La Rotation a déjà fait des heurs et malheurs dans ce monde ci ; en 2016 au Cameroun personne ne peut se targuer d’avoir inventé la rotation, car il en existe des exemples venus d’ailleurs. La Confédération suisse pratique depuis des siècles un système de pouvoir distribué dans le temps et partagé dans l’espace. Leur système consiste à élire une collégialité de sept personnes qui se répartissent les fonctions gouvernementales clés et chaque personne assume la présidence de cet organe pour un an, par rotation dans le temps. Les sept sont représentatives des particularismes du pays.

Second exemple, la rotation a fonctionné au sein de la Yougoslavie après la mort du Maréchal Tito. Tito avait gouverné pendant quarante ans depuis la deuxième guerre mondiale mais à sa mort en 1980, aucun homme politique ne rassurait toutes les nationalités alors on a instauré une présidence tournante dans la fédération yougoslave, chacun des huit états fédérés devant assumer la présidence fédérale pour un mandat de deux ans. La rotation yougoslave a coincé au quatrième tour, dès 1989, lorsque la chute du Mur de  Berlin a sonné la fin des régimes politiques de l’Europe de l’Est.

1989 voit le retour du multipartisme mais surtout en cette année là le serbe Milosevic occupe la présidence fédérale ; la population serbe formant une large minorité de plus du tiers du total, les autres ethnies ont soupçonné Milosevic de planifier secrètement un système de un homme une voix, ce qui aurait conféré une majorité automatique aux Serbes afin de confisquer le pouvoir ; les serbes se sont retrouvés seuls dans la fédération, les autres ayant fui et proclamé l’indépendance, puis ce fut la guerre civile.

L’intérêt de la prise de position du Pr Joseph Owona provient du fait qu’il a été le chantre du refus de la « majorité automatique » des Anglos-Bamis lorsque le multipartisme est revenu en 1990 au Cameroun, allant jusqu’à déclarer (sous cape) devant le journaliste Ndzana Seme « un Bamileke à Etoudi ? Jamais ». La Une du journal « traitre », le Front indépendant, fait des vagues dans ce pays en 1993/94, contraignant finalement Ndzana Seme à s’exiler pour garder la tête sur ses deux épaules, compte tenu du rang de M. Owona dans l’appareil de l’Etat. En même temps, M. Owona tentait de se rétracter, arguant que ce n’était que des conjectures d’une conversation à bâtons rompus avec un petit frère du village, malheureusement le petit frère avait dissimulé un micro-enregistreur.

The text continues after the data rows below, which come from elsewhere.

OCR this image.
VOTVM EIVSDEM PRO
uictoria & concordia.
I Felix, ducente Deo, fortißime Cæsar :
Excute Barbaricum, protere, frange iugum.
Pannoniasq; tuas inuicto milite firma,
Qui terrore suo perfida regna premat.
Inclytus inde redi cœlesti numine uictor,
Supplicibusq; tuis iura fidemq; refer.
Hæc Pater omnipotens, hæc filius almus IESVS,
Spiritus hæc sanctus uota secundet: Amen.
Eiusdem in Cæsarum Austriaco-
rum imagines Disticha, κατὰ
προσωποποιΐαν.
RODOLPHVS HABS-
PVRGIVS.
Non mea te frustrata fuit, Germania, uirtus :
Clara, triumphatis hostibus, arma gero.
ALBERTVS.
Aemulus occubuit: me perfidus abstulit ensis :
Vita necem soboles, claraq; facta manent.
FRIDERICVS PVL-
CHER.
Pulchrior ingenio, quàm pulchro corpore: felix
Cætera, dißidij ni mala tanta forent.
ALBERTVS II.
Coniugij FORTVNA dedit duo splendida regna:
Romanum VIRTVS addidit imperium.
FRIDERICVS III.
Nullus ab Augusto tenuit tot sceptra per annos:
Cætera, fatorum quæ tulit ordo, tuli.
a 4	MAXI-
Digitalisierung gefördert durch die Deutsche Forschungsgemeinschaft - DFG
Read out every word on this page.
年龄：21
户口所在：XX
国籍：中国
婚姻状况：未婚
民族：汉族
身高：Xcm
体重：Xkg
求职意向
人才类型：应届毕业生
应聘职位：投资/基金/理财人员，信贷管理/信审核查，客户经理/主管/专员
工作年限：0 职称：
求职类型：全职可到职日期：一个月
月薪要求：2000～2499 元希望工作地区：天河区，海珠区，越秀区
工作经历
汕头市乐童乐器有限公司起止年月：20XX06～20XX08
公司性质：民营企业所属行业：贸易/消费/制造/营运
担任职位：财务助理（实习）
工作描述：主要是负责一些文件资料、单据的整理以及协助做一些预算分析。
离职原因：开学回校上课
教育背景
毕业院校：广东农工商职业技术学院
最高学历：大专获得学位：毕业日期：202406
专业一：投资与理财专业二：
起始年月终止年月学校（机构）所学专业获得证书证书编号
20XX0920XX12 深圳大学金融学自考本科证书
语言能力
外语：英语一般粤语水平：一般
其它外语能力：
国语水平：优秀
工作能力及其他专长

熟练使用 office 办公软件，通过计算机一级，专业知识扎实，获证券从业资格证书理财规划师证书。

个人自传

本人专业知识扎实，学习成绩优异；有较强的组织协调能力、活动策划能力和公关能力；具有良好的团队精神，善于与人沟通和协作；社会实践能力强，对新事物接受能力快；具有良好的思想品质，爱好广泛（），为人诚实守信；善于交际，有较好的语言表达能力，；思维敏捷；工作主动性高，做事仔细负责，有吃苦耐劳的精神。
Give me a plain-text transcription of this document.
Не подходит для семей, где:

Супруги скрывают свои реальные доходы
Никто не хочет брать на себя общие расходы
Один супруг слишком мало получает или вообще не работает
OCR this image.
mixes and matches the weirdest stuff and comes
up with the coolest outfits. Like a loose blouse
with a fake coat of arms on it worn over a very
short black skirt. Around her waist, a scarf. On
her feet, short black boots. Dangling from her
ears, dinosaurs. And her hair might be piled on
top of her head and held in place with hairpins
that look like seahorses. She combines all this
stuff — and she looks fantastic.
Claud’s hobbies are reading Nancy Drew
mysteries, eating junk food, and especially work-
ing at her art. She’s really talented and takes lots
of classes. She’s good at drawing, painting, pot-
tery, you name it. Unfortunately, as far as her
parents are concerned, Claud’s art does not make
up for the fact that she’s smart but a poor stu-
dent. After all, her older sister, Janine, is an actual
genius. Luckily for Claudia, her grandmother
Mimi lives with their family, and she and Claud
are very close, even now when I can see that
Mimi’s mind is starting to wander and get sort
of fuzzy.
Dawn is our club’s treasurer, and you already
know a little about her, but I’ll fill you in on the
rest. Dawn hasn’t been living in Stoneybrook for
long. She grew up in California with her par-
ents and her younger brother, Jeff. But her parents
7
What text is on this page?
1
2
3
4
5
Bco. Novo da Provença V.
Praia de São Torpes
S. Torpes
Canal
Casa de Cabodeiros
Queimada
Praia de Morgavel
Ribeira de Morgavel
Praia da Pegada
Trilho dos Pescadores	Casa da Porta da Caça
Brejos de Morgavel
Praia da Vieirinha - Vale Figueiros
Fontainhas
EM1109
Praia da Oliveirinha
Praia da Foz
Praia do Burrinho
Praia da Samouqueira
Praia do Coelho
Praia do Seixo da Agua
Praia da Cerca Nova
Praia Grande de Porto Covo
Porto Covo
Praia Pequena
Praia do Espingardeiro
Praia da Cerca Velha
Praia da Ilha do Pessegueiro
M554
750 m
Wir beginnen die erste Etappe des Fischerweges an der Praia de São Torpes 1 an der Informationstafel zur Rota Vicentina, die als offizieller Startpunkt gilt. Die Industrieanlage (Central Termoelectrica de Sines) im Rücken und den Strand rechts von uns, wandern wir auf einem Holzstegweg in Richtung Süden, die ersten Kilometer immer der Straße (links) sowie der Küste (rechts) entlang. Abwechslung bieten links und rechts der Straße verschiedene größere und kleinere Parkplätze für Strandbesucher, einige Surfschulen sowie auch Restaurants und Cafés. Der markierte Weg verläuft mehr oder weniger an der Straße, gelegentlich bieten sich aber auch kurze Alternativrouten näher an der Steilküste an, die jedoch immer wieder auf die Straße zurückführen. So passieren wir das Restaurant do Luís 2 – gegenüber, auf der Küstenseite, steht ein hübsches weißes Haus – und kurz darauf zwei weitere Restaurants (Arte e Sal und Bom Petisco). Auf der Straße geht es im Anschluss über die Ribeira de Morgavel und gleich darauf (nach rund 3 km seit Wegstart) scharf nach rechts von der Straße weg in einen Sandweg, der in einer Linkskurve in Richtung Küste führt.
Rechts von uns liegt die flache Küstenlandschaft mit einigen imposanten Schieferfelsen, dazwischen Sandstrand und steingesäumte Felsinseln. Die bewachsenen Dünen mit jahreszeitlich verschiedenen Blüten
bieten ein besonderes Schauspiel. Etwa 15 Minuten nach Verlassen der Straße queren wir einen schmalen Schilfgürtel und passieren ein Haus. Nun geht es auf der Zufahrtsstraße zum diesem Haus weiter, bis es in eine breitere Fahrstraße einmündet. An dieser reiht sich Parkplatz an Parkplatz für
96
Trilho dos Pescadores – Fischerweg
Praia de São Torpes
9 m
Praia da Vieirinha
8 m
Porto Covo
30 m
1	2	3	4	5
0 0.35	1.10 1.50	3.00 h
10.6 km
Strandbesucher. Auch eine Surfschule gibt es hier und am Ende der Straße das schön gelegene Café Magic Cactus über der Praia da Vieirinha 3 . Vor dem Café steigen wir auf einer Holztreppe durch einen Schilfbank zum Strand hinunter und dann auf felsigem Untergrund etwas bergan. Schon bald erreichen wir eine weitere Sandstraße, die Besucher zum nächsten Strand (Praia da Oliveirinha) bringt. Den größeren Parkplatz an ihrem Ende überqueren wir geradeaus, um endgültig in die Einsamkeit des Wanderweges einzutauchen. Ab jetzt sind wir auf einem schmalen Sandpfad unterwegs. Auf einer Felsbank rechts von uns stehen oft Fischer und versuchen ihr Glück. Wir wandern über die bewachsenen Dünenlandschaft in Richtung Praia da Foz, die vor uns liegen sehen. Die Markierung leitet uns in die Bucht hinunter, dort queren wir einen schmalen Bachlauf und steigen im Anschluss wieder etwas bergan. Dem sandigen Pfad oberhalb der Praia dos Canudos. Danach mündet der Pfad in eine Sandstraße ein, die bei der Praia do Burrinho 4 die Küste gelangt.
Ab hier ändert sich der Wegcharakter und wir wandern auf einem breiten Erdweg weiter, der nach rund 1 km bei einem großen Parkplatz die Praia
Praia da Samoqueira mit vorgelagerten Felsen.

De plus, pour bien appréhender la portée de son propos, il faut souligner que Joseph Owona est un homme très courageux. Le mois d’août 1983 marque un tournant décisif dans la lutte pour le pouvoir entre l’actuel président et son prédécesseur ; les cadres du parti unique, UNC sont partagés en deux ; beaucoup ont carrément peur car la force publique est toujours dominée par les militaires nordistes réputés favorables à l’ancien président, contre lequel un procès vient d’ailleurs de s’ouvrir. C’est le moment que choisit Joseph Owona, simple chef de département de droit public à l’Université, pour afficher sa « tigritude ».

Le 18 août 1983, en plein centre-ville de Yaoundé, debout, Joseph Owona porte un haut cousu en tissu pagne et « prêche » au niveau du snack bar la Saladière sis à l’angle de l’avenue kennedy; une main appuyée sur la colonnade de l’immeuble, il écarte volontiers les bras bien à l’horizontale pour bien dévoiler l’effigie de Paul Biya sur sa poitrine, et tient des propos acides à l’envers de l’ancien régime, attitude qui normalement eût valu interpellation et écrou à la BMM.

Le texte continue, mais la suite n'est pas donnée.